I am looking for a hash-kind algorithm that does not provide any security but rather a fixed and distinct pattern for a string, in such a way that a near similar string can be correlated using Leveinshtein distance calculation or any distance metric.
Let's say I have two strings "hello/friend/my?" and "hello/friend/my", and I calculate the distance (Levenshtein) without and with hash in python:
>>> import Levenshtein as lev
>>> Str1 = "hello/friend/my?"
>>> Str2 = "hello/friend/my"
>>> Distance = lev.distance(Str1.lower(),Str2.lower()),
>>> print(Distance)
>>> Ratio = lev.ratio(Str1.lower(),Str2.lower())
>>> print(Ratio)
(1,)
0.967741935483871
>>> Str1hash = hash(Str1)
>>> Str2hash = hash(Str2)
>>> Distance = lev.distance(str(Str1hash), str(Str2hash)),
>>> print(Distance)
>>> Ratio = lev.ratio(str(Str1hash), str(Str2hash))
>>> print(Ratio)
(16,)
0.41025641025641024
You can see that the values generated without hash, shows a closer distance (1) and with hash the distance is too far (16).

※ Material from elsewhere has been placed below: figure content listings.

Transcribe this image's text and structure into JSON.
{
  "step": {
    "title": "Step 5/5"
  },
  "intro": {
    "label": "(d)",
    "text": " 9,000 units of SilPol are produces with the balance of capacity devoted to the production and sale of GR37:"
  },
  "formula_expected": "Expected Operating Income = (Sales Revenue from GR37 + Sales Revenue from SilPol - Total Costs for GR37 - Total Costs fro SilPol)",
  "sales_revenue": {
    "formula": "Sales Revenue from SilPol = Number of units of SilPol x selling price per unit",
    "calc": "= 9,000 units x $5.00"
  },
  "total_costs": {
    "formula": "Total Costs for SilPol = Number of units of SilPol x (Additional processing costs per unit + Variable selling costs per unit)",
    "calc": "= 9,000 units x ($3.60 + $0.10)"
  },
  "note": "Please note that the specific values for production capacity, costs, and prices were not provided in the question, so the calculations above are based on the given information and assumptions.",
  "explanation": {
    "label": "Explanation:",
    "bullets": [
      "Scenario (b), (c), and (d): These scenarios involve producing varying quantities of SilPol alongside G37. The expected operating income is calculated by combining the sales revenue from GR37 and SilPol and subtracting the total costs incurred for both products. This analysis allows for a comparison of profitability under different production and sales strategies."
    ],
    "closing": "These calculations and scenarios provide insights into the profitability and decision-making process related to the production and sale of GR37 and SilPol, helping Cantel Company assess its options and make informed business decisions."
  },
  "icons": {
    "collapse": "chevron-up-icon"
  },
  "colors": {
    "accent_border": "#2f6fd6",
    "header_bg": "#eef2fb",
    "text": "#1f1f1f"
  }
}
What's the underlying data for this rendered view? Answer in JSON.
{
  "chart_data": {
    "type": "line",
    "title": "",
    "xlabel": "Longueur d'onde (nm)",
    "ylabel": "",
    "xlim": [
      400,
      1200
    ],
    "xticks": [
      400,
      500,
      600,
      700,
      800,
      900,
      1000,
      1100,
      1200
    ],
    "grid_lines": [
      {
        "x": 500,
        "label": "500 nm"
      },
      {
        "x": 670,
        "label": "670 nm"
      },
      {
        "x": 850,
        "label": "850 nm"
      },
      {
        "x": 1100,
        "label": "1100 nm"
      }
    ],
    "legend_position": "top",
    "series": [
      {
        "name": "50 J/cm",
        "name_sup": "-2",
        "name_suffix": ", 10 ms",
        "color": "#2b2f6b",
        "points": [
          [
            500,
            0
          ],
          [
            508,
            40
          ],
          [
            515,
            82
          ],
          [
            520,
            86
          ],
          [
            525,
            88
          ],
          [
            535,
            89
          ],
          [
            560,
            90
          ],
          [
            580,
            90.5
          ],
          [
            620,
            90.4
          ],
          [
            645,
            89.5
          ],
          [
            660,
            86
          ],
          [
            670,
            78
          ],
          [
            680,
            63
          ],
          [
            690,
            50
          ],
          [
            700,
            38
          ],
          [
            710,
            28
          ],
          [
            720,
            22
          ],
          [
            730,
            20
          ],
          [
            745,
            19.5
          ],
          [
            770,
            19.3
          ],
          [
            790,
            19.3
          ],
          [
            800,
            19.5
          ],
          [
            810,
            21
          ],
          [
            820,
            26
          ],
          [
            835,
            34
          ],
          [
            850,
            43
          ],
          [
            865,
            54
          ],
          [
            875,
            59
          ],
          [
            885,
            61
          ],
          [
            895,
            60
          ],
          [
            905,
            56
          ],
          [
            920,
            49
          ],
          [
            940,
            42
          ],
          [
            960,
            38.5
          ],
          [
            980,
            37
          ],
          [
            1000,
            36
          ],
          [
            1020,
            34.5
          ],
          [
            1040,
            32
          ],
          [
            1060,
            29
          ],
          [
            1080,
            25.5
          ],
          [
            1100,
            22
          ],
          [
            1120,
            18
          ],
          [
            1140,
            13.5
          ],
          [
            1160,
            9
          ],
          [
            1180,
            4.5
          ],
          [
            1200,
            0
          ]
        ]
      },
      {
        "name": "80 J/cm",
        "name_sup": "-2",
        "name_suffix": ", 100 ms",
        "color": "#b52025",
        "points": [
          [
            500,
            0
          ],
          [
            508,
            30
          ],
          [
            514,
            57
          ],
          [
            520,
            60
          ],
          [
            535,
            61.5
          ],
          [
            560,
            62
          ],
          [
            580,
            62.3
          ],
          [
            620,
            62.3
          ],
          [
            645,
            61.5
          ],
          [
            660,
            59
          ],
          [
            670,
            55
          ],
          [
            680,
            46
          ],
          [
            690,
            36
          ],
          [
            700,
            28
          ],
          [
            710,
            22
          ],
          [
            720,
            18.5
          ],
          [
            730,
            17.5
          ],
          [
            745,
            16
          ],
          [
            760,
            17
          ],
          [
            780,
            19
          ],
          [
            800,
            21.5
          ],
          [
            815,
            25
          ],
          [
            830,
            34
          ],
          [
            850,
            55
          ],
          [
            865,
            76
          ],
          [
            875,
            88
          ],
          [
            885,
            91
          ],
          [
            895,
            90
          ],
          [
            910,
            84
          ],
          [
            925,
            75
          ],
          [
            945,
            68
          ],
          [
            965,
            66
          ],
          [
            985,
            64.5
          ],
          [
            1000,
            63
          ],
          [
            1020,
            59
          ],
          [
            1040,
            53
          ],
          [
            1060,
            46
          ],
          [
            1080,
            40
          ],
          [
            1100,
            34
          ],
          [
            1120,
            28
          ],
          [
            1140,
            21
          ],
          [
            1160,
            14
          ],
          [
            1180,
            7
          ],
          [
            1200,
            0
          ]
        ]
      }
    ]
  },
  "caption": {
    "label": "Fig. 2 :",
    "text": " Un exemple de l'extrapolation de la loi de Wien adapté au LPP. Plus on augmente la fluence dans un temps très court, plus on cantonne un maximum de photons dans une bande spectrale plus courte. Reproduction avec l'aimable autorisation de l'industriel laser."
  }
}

I would like to find a hash-kind of function or algorithm that returns a closer distance and ratio between similar strings. Any clue?
The solution I wanted is LSH: https://en.wikipedia.org/wiki/Locality-sensitive_hashing
It solves the question, I posed. It's a technique used in Information Retrieval to find duplicates documents or web pages. Thus I can use the same to compare my two strings and get their similarity index.